Un jour

Ça commence enfin à aller mieux, je fais moins de fièvre, je tousse moins et mon nez commence à passer au moins cinq minutes sans devoir être vidé. Je commence aussi à m’extirper la tête du cauchemar. J’aurais aimé y penser moins ou plus de tout avant. Mais la réalité du stress post-traumatique c’est que nous n’avons pas tant de contrôle dessus. Je suis encore dégoûtée qu’elle ait essayé de faire passer ce qui est le symptôme normal d’une condition dont la crise a été provoquée par son comportement pour de la méchanceté, de l’acharnement ou une volonté de la détruire de ma part. Comme si ça avait déjà fait partie de moi de détruire des gens.. et comme si j’utiliserais un moyen aussi peu efficace que d’écrire sur un blogue sans la nommer si je voulais la détruire. En passant, la personne qui a commencé le dénigrement de l’autre et a agi de façon irrespectueuse et destructrice, c’est elle. En me rabaissant, en minimisant ses comportements, en me mentant et en me menaçant. Ce ne sont pas des choses que je lui aurais faites, non. Je n’adopte pas ce type de comportements avec les autres. Une fois attaquée je sais par contre me défendre, oui. J’avoue trouver ça étrange que malgré le fait qu’elle sait la quantité considérable de connaissances que j’ai sur la violence, elle essaie de me faire croire que son comportement n’est pas violent. C’est faux. Je vais croire les livres, les cours que j’ai suivis et mon psy. Pas elle. J’avoue trouver vraiment étrange que des adultes pensent que ce sont eux qui décident si nous avons le droit d’être blessés par leur comportement ou pas ou encore si nos émotions sont valides ou pas. C’est vraiment prétentieux. C’est s’attribuer une autorité sur les autres qu’ils n’ont absolument pas.

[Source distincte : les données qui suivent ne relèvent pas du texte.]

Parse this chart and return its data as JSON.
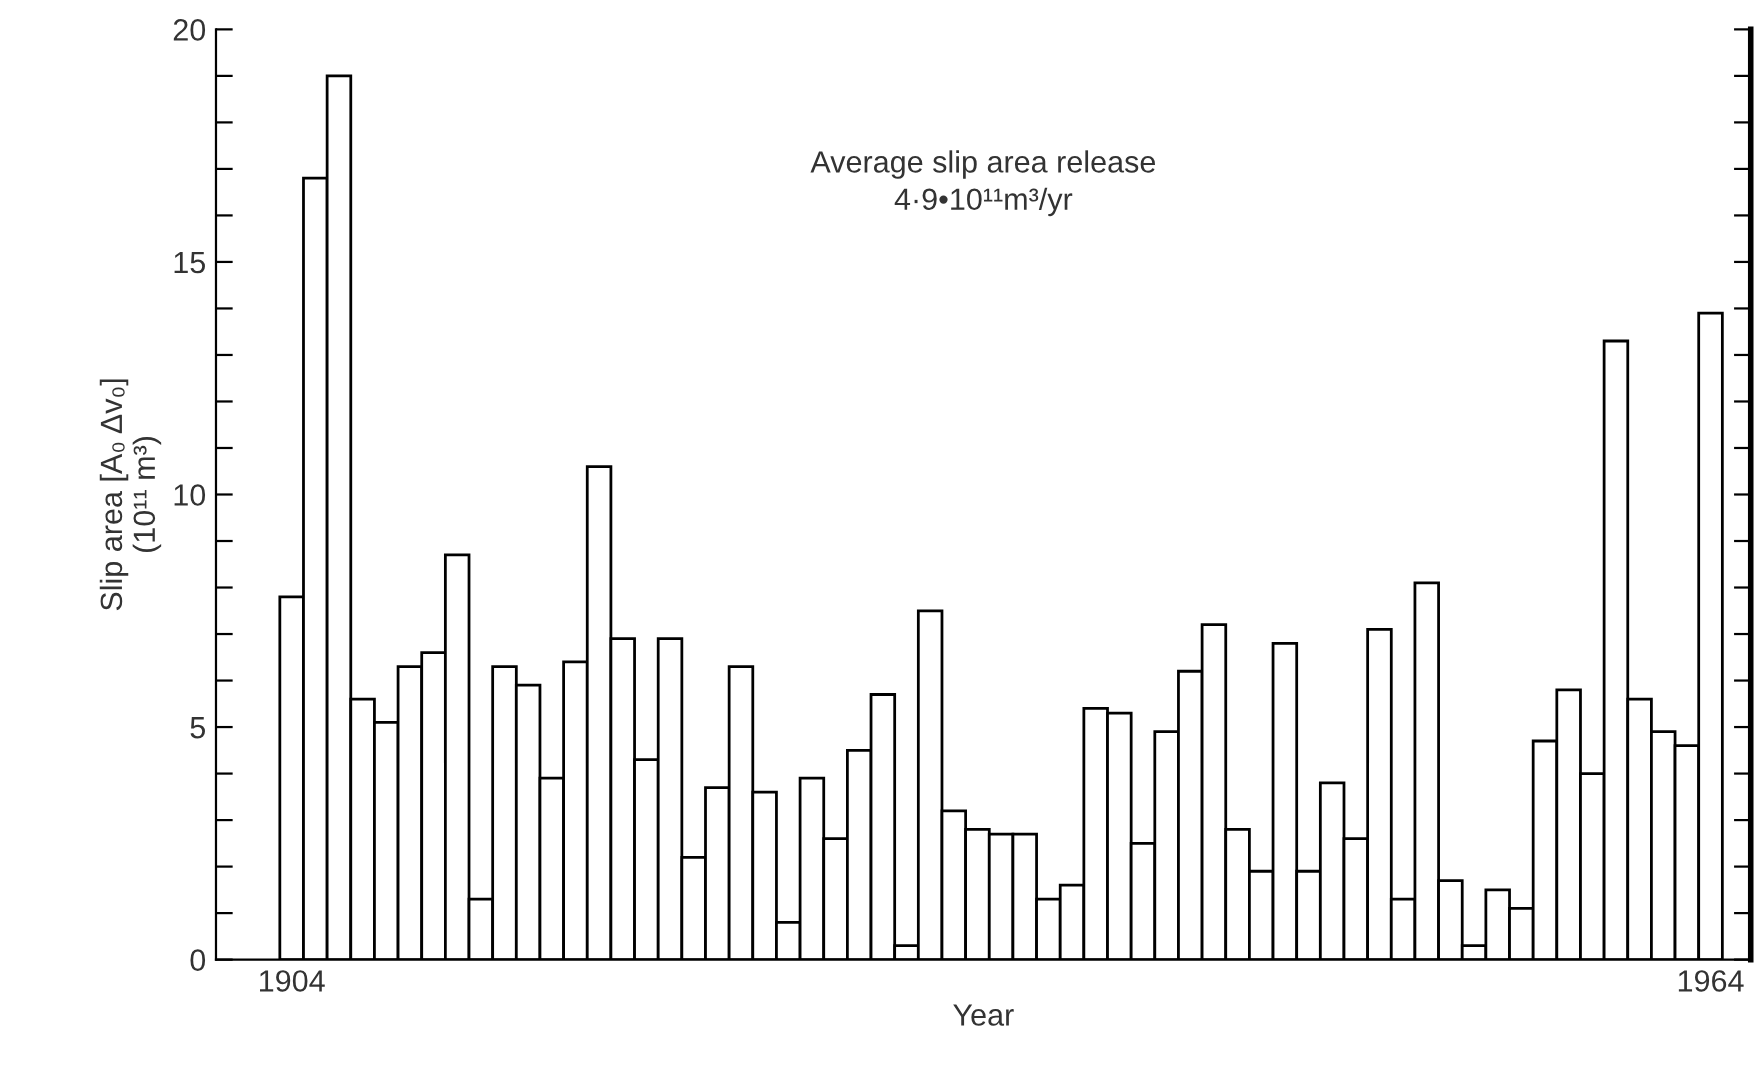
{
  "chart_data": {
    "type": "bar",
    "ylabel": "Slip area [A₀ Δv₀]\n(10¹¹ m³)",
    "xlabel": "Year",
    "annotations": [
      "Average slip area release\n4·9•10¹¹m³/yr"
    ],
    "categories": [
      "1904",
      null,
      null,
      null,
      null,
      null,
      null,
      null,
      null,
      null,
      null,
      null,
      null,
      null,
      null,
      null,
      null,
      null,
      null,
      null,
      null,
      null,
      null,
      null,
      null,
      null,
      null,
      null,
      null,
      null,
      null,
      null,
      null,
      null,
      null,
      null,
      null,
      null,
      null,
      null,
      null,
      null,
      null,
      null,
      null,
      null,
      null,
      null,
      null,
      null,
      null,
      null,
      null,
      null,
      null,
      null,
      null,
      null,
      null,
      null,
      "1964"
    ],
    "values": [
      7.8,
      16.8,
      19.0,
      5.6,
      5.1,
      6.3,
      6.6,
      8.7,
      1.3,
      6.3,
      5.9,
      3.9,
      6.4,
      10.6,
      6.9,
      4.3,
      6.9,
      2.2,
      3.7,
      6.3,
      3.6,
      0.8,
      3.9,
      2.6,
      4.5,
      5.7,
      0.3,
      7.5,
      3.2,
      2.8,
      2.7,
      2.7,
      1.3,
      1.6,
      5.4,
      5.3,
      2.5,
      4.9,
      6.2,
      7.2,
      2.8,
      1.9,
      6.8,
      1.9,
      3.8,
      2.6,
      7.1,
      1.3,
      8.1,
      1.7,
      0.3,
      1.5,
      1.1,
      4.7,
      5.8,
      4.0,
      13.3,
      5.6,
      4.9,
      4.6,
      13.9
    ],
    "color": "#ffffff",
    "ylim": [
      0,
      20
    ],
    "yticks": [
      0,
      {
        "value": 1,
        "label": null
      },
      {
        "value": 2,
        "label": null
      },
      {
        "value": 3,
        "label": null
      },
      {
        "value": 4,
        "label": null
      },
      5,
      {
        "value": 6,
        "label": null
      },
      {
        "value": 7,
        "label": null
      },
      {
        "value": 8,
        "label": null
      },
      {
        "value": 9,
        "label": null
      },
      10,
      {
        "value": 11,
        "label": null
      },
      {
        "value": 12,
        "label": null
      },
      {
        "value": 13,
        "label": null
      },
      {
        "value": 14,
        "label": null
      },
      15,
      {
        "value": 16,
        "label": null
      },
      {
        "value": 17,
        "label": null
      },
      {
        "value": 18,
        "label": null
      },
      {
        "value": 19,
        "label": null
      },
      20
    ],
    "grid": false
  }
}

Tu peux rester dans ton trou malveillant « Nathalie ». J’ai fini.

Je me suis levée avec plus d’espoir aujourd’hui. Avec une grande envie de liberté et de changement. J’ai longtemps aimé ma vie. Je n’en suis plus si certaine. Maintenant que j’en ai fini avec l’histoire de la femme aux menaces, je vais faire certaine que j’ai envie de faire depuis la mort de mon ex et que j’aurais déjà fait si ma tête n’avait pas été coincée dans le stress post-traumatique depuis des semaines. Je vais examiner ma vie. Je vais décider où j’ai envie d’aller et ce que j’ai envie de faire. Je vais surtout aussi me permettre de rêver et de croire que tout est possible. Que j’ai encore le temps.

Parce que c’est ça la vérité: tout est possible et j’ai envie le temps… mais il faut le faire pour vrai.

Ça me trouble beaucoup la distance et l’hypocrisie qu’il y a entre comment la société nous dit que les personnes ayant été victimes de crimes graves devraient être traitées et comment nous le sommes réellement. J’ai besoin de personnes qui comprennent la gravité de ce que j’ai vécu et qui me traitent avec bienveillance. Je ne peux pas continuer à passer ma vie à subir les délires de personnes qui n’ont aucune idée de quoi elles parlent ni de qui je suis réellement.

Ma moins grande présence sur les réseaux sociaux me fait énormément de bien. Je pense qu’il faudrait diminuer encore. Je pense que je dois repenser beaucoup de choses dans ma vie en fait.

Je vais aller commencer ça et corriger si je veux pouvoir avancer.

Je suis hors des symptômes de stress post-traumatique et hors de danger.

Je lis ça aussi. C’est intéressant et non, leur enfance n’explique pas leurs crimes bien qu’elle puisse jeter un éclairage sur certains de leurs comportements.